Page 58 of Shattered Soulmates
As I follow everyone up the stairs to check on Paisley, my wolf grows increasingly frantic. He howls so loudly in my head that I can’t even make out what’s being said outside Paisley’s room. The door at the end seems to call to me as I slip away towards it unnoticed in the chaos.
As I draw closer, I understand what’s pulling me down this hall. Memories assault me as I scent her—Emaline, the mate who rejected me years ago. The compulsion to go to her is so strong that it’s obvious my attraction to Paisley was just that—a fleeting attraction.
I silently open the door without knocking. There she lies on the bed, staring unseeingly at the ceiling, so small, so damaged, just like she was when she rejected me. I couldn’t leave her then and wouldn’t have, but I’d been forced. I’ll never leave her again. I kneel at her bedside, clutching her hand.
“Emaline?” I sob, gutted at the sight of her.
Emaline
Darkness.
Thick and heavy presses upon me so that I can hardly breathe. My limbs are tangled in the sheets as if wrapped in chains. I have no strength left to fight, and nothing breaks through the bindings.
Hopelessness.
It clings to me like a film, covering my skin and leaving me cold and empty. There’s no escape from it; it’s been like a lover’s kiss for so long, holding me enthralled. Nothing can change it; I don’t even bother to imagine a different life–there’s no point.
Despair.
Rising in my throat, bitter and thick, like a soundless scream–unbearable. I lie here, staring at the ceiling, waiting for something that will never come.
Desolation.
I roll over onto my side and pull my knees up to my chest as the walls seem to close in on me. Suffocated by emptiness and silence, I feel the weight of complete isolation. Even when I shut my eyes, there’s no escape.
Void.
It fills my mind until there’s no room for anything else–the darkness, the endless black. No space for light or hope, only these mangled memories. Goddess, how I long for nothingness, for my thoughts to be swallowed up and lost as if I never existed in the first place.
Anguish.
The raw, all-consuming anguish tears at me from the inside. The only outward evidence is my nails digging into my skin as I clench my fists. I don’t feel external pain anymore, so engulfed in the nightmare, just lurking beneath the surface, on the verge of breaking free and pulling me down, drowning me in it.
Broken.
I look in the mirror and recognize the face staring back at me, but that’s not the person inside. The calm façade in the mirror doesn’t reflect the hollow shell that I am. The fragile image in the mirror is made of glass, yet I’m already shattered and cracked beneath the surface. I’m broken, and nothing can be done about it.

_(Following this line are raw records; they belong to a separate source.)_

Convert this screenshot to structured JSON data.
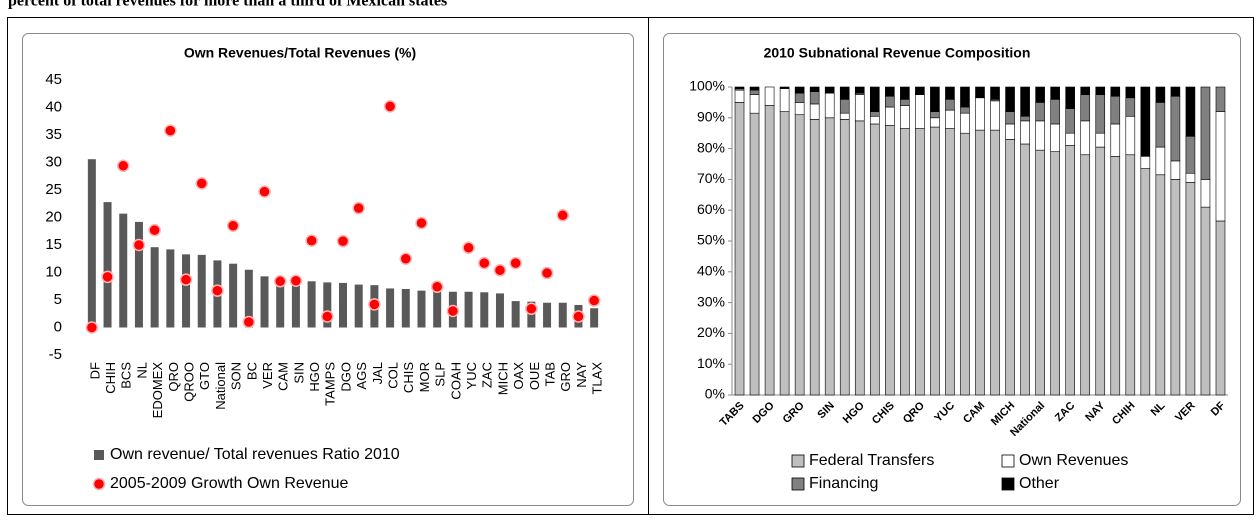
{
  "text": "percent of total revenues for more than a third of Mexican states",
  "chart_data": [
    {
      "type": "combo",
      "title": "Own Revenues/Total Revenues (%)",
      "categories": [
        "DF",
        "CHIH",
        "BCS",
        "NL",
        "EDOMEX",
        "QRO",
        "QROO",
        "GTO",
        "National",
        "SON",
        "BC",
        "VER",
        "CAM",
        "SIN",
        "HGO",
        "TAMPS",
        "DGO",
        "AGS",
        "JAL",
        "COL",
        "CHIS",
        "MOR",
        "SLP",
        "COAH",
        "YUC",
        "ZAC",
        "MICH",
        "OAX",
        "OUE",
        "TAB",
        "GRO",
        "NAY",
        "TLAX"
      ],
      "series": [
        {
          "name": "Own revenue/ Total revenues Ratio 2010",
          "type": "bar",
          "color": "#595959",
          "values": [
            30.6,
            22.8,
            20.7,
            19.2,
            14.6,
            14.2,
            13.3,
            13.2,
            12.2,
            11.6,
            10.5,
            9.3,
            8.7,
            8.6,
            8.4,
            8.2,
            8.1,
            7.8,
            7.7,
            7.1,
            7.0,
            6.7,
            6.6,
            6.5,
            6.5,
            6.4,
            6.2,
            4.8,
            4.7,
            4.5,
            4.5,
            4.1,
            3.5
          ]
        },
        {
          "name": "2005-2009  Growth Own Revenue",
          "type": "scatter",
          "color": "#ff0000",
          "values": [
            0,
            9.2,
            29.4,
            15,
            17.7,
            35.8,
            8.7,
            26.2,
            6.7,
            18.5,
            1,
            24.7,
            8.4,
            8.5,
            15.8,
            2,
            15.7,
            21.7,
            4.2,
            40.2,
            12.5,
            19,
            7.4,
            3,
            14.5,
            11.7,
            10.4,
            11.7,
            3.4,
            9.9,
            20.4,
            2,
            4.9
          ]
        }
      ],
      "ylim": [
        -5,
        45
      ],
      "yticks": [
        -5,
        0,
        5,
        10,
        15,
        20,
        25,
        30,
        35,
        40,
        45
      ],
      "grid": false
    },
    {
      "type": "stacked_bar",
      "title": "2010 Subnational Revenue Composition",
      "categories": [
        "TABS",
        null,
        "DGO",
        null,
        "GRO",
        null,
        "SIN",
        null,
        "HGO",
        null,
        "CHIS",
        null,
        "QRO",
        null,
        "YUC",
        null,
        "CAM",
        null,
        "MICH",
        null,
        "National",
        null,
        "ZAC",
        null,
        "NAY",
        null,
        "CHIH",
        null,
        "NL",
        null,
        "VER",
        null,
        "DF"
      ],
      "series": [
        {
          "name": "Federal Transfers",
          "color": "#bfbfbf",
          "values": [
            95,
            91.5,
            94,
            92,
            91,
            89.5,
            90,
            89.5,
            89,
            88,
            87.5,
            86.5,
            86.5,
            87,
            86.5,
            85,
            86,
            86,
            83,
            81.5,
            79.5,
            79,
            81,
            78,
            80.5,
            77.5,
            78,
            73.5,
            71.5,
            70,
            69,
            61,
            56.5
          ]
        },
        {
          "name": "Own Revenues",
          "color": "#ffffff",
          "values": [
            4,
            6,
            6,
            7.5,
            4,
            5,
            8,
            2,
            8.5,
            2.5,
            6,
            7.5,
            11,
            3,
            6,
            6.5,
            10.5,
            9.5,
            5,
            7.5,
            9.5,
            9,
            4,
            11,
            4.5,
            10.5,
            12.5,
            4,
            9,
            6,
            3,
            9,
            35.5
          ]
        },
        {
          "name": "Financing",
          "color": "#808080",
          "values": [
            0.5,
            1.5,
            0,
            0,
            3,
            4,
            0,
            4.5,
            0.5,
            1.5,
            3.5,
            2,
            0,
            2,
            3.5,
            2,
            0,
            0.5,
            4,
            1.5,
            6,
            8,
            8,
            8.5,
            12.5,
            9,
            6,
            0,
            14.5,
            21,
            12,
            30,
            8
          ]
        },
        {
          "name": "Other",
          "color": "#000000",
          "values": [
            0.5,
            1,
            0,
            0.5,
            2,
            1.5,
            2,
            4,
            2,
            8,
            3,
            4,
            2.5,
            8,
            4,
            6.5,
            3.5,
            4,
            8,
            9.5,
            5,
            4,
            7,
            2.5,
            2.5,
            3,
            3.5,
            22.5,
            5,
            3,
            16,
            0,
            0
          ]
        }
      ],
      "ylim": [
        0,
        100
      ],
      "yticks": [
        {
          "value": 0,
          "label": "0%"
        },
        {
          "value": 10,
          "label": "10%"
        },
        {
          "value": 20,
          "label": "20%"
        },
        {
          "value": 30,
          "label": "30%"
        },
        {
          "value": 40,
          "label": "40%"
        },
        {
          "value": 50,
          "label": "50%"
        },
        {
          "value": 60,
          "label": "60%"
        },
        {
          "value": 70,
          "label": "70%"
        },
        {
          "value": 80,
          "label": "80%"
        },
        {
          "value": 90,
          "label": "90%"
        },
        {
          "value": 100,
          "label": "100%"
        }
      ],
      "grid": false
    }
  ]
}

I lie here in my bed at the clubhouse, spiraling and trapped in my thoughts, each one darker than the last. I can’t escape, so I'm lost in my head. Then the door opens, and light splashes across the sheets. I scent him before I hear him. Suddenly, he’s here, clutching my hand desperately.
“Emaline?” The pain in his voice shatters me all over again.
“Knight?” I croak out, my throat dry.“Mate?”my dragon calls, lifting her head for the first time in years.“He’s back.”